To find the final speed of the rock when it hits the water, we can use the equation of motion:
v = u + gt
Where:
v = final velocity (speed) of the rock
u = initial velocity (speed) of the rock (which is 0 since it was dropped)
g = acceleration due to gravity (-9.8 m/s^2 on Earth)

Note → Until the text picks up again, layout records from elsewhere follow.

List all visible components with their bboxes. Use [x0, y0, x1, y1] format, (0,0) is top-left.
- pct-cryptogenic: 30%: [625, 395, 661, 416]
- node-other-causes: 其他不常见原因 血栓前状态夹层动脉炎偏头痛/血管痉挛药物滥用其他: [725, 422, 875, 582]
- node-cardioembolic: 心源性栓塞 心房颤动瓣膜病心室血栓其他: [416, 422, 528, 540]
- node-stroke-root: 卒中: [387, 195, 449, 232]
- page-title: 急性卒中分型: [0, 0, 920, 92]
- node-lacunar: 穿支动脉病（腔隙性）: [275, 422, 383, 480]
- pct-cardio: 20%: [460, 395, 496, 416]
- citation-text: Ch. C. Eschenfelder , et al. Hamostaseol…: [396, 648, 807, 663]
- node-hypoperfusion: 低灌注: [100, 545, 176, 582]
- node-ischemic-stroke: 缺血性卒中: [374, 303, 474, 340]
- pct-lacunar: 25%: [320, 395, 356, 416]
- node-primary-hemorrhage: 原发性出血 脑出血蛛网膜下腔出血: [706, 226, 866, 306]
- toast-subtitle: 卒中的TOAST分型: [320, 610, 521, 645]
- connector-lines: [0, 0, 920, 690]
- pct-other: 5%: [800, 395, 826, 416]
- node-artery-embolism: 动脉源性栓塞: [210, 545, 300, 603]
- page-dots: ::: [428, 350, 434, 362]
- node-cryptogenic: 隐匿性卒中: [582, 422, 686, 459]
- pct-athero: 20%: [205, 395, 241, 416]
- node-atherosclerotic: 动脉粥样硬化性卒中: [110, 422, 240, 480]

t = time taken to hit the water (2.4 seconds in this case)
Plugging in the values, we have:
v = 0 + (-9.8 m/s^2) * 2.4s
v = -23.52 m/s
Since speed cannot be negative, we take the magnitude of the answer:
|v| = 23.52 m/s
Therefore, the final speed of the rock when it hits the water is 23.52 m/s.
To determine the height of the bridge above the water, we need to use the equation of motion:
h = ut + (1/2)gt^2
Where:
h = height of the bridge above the water
u = initial velocity (speed) of the rock (which is 0 since it was dropped)
g = acceleration due to gravity (-9.8 m/s^2 on Earth)
t = time taken to hit the water (2.4 seconds in this case)
Plugging in the values, we have:
h = 0 * 2.4s + (1/2)(-9.8 m/s^2) * (2.4s)^2
h = -11.76 m
Since height cannot be negative, we take the magnitude of the answer:
|h| = 11.76 m
Therefore, the height of the bridge above the water is 11.76 meters.